Methods: Simultaneous kidney-pancreas transplantation (SKPT) with enteric drainage of pancreatic exocrine secretions was performed in 2 patients with type 1 diabetes and end-stage renal disease. A combined liver-kidney transplantation (CLKT) was done in a 66-year-old patient with alcoholic liver cirrhosis and uremia. Simultaneous orthotopic liver and heterotopic pancreas-duodenum transplantation (SLPT) was performed in a patient with hepatitis B, hepatocirrhosis, hepatic cellular cancer, and type 1 diabetes.

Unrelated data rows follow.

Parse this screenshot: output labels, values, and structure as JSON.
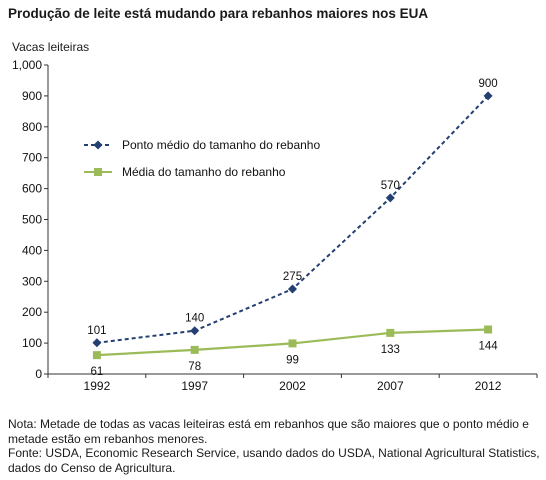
{
  "title": "Produção de leite está mudando para rebanhos maiores nos EUA",
  "notes": {
    "note": "Nota: Metade de todas as vacas leiteiras está em rebanhos que são maiores que o ponto médio e metade estão em rebanhos menores.",
    "source": "Fonte: USDA, Economic Research Service, usando dados do USDA, National Agricultural Statistics, dados do Censo de Agricultura."
  },
  "chart_data": {
    "type": "line",
    "title": "Produção de leite está mudando para rebanhos maiores nos EUA",
    "xlabel": "",
    "ylabel": "Vacas leiteiras",
    "categories": [
      "1992",
      "1997",
      "2002",
      "2007",
      "2012"
    ],
    "ylim": [
      0,
      1000
    ],
    "yticks": [
      "0",
      "100",
      "200",
      "300",
      "400",
      "500",
      "600",
      "700",
      "800",
      "900",
      "1,000"
    ],
    "grid": false,
    "legend_position": "top-left",
    "series": [
      {
        "name": "Ponto médio do tamanho do rebanho",
        "values": [
          101,
          140,
          275,
          570,
          900
        ],
        "labels": [
          "101",
          "140",
          "275",
          "570",
          "900"
        ],
        "color": "#243f72",
        "marker": "diamond",
        "line_style": "dashed"
      },
      {
        "name": "Média do tamanho do rebanho",
        "values": [
          61,
          78,
          99,
          133,
          144
        ],
        "labels": [
          "61",
          "78",
          "99",
          "133",
          "144"
        ],
        "color": "#9bbb59",
        "marker": "square",
        "line_style": "solid"
      }
    ]
  }
}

Results: The function of kidney grafts became normal 5 days postoperatively and insulin-independent after treatment with low dose insulin for 10 days in the 2 SKPT patients. For the CLKT patient, both transplanted organs rapidly achieved normal functions after operation but suffered-acute liver graft rejection on postoperation day 10 and the rejection was controlled after methylprednisolone pulse therapy. In the SLPT patient, insulin was withdrawn 5 days after operation, liver allograft function recovered well. All the patients are alive with stable allograft function after following-up for 29, 26, 9 and 6 months, respectively.
Conclusions: Abdominal multi organ transplantation was effective therapy to patients with multiple organ failure. SLPT can reduce acute pancreas rejection and promote the recovery of liver allograft.